As we discussed in class, there are certain phenomena where it is very difficult to explain the cause, and this is a great example of that. There are no clear-cut answers for why home runs are being hit more often, but there are number of possible explanations involving variables discussed above, such as the ball and players themselves, or it could potentially be just a fluke.

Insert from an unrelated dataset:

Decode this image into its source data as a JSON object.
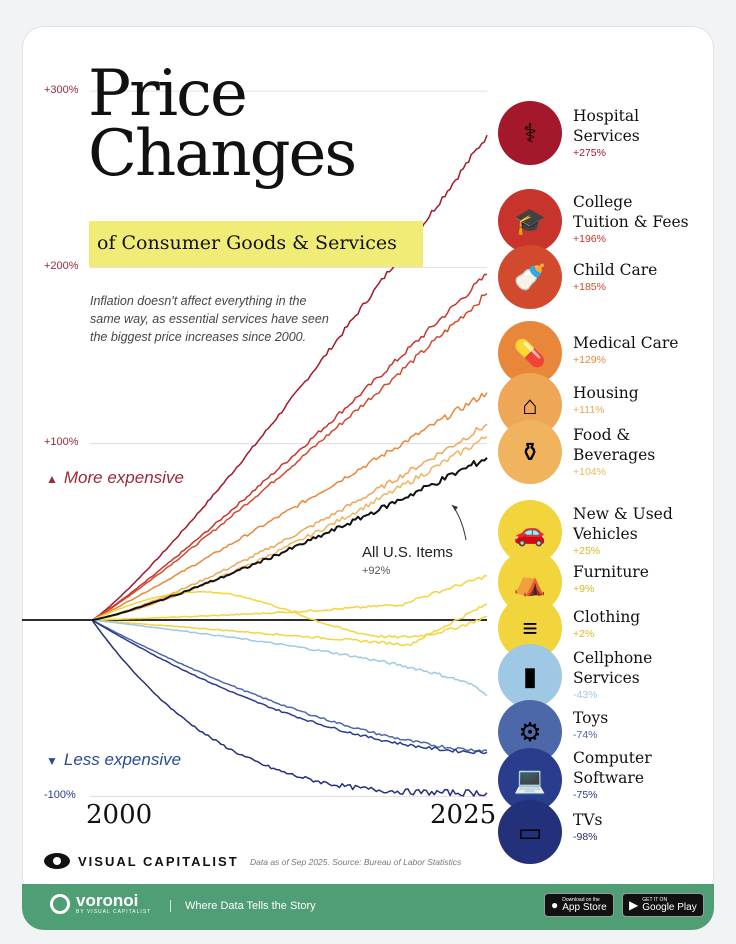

  • http://fivethirtyeight.com/features/are-juiced-balls-the-new-steroids/
  • http://fivethirtyeight.com/features/steroids-probably-arent-causing-baseballs-power-surge/
  • http://fivethirtyeight.com/features/a-baseball-mystery-the-home-run-is-back-and-no-one-knows-why/
  • http://www.espn.com/mlb/story/_/id/17109063/the-mlb-home-run-explosion-2016-juiced-baseballs-blame

2 thoughts on “Why So Many Home Runs? Examining MLB’s Homer Spike

  1. Daniel J Lehecka

    One possible reason is that more and more training and money in the sport has created better athletes that can hit the ball further and faster. One other thing that could be happening is more steroids, but they do test against that very heavily so the odds of that happening are pretty low. Baseball spending from all of the teams is up near 3 billion according to this article http://sports.yahoo.com/blogs/mlb-big-league-stew/the-mlb-teams-that-have-spent-the-most-and-least-money-this-winter-194518967.html . Again this is one of the biggest reasons in my opinion, just because there is so much money for training and research.

  2. Melissa Raquel Fraistat

    I’m a big Mets fan so I really enjoyed this post. Reading about this made me think of Daniel Murphy’s hot streak during the World Series last year and how it was due to his change in approach at the plate. Here is an article I found about how merely changing his approach helped him tremendously. Therefore, I suppose another reason for such an increase in home runs in the MLB could be due to frequent changes in approach at the plate.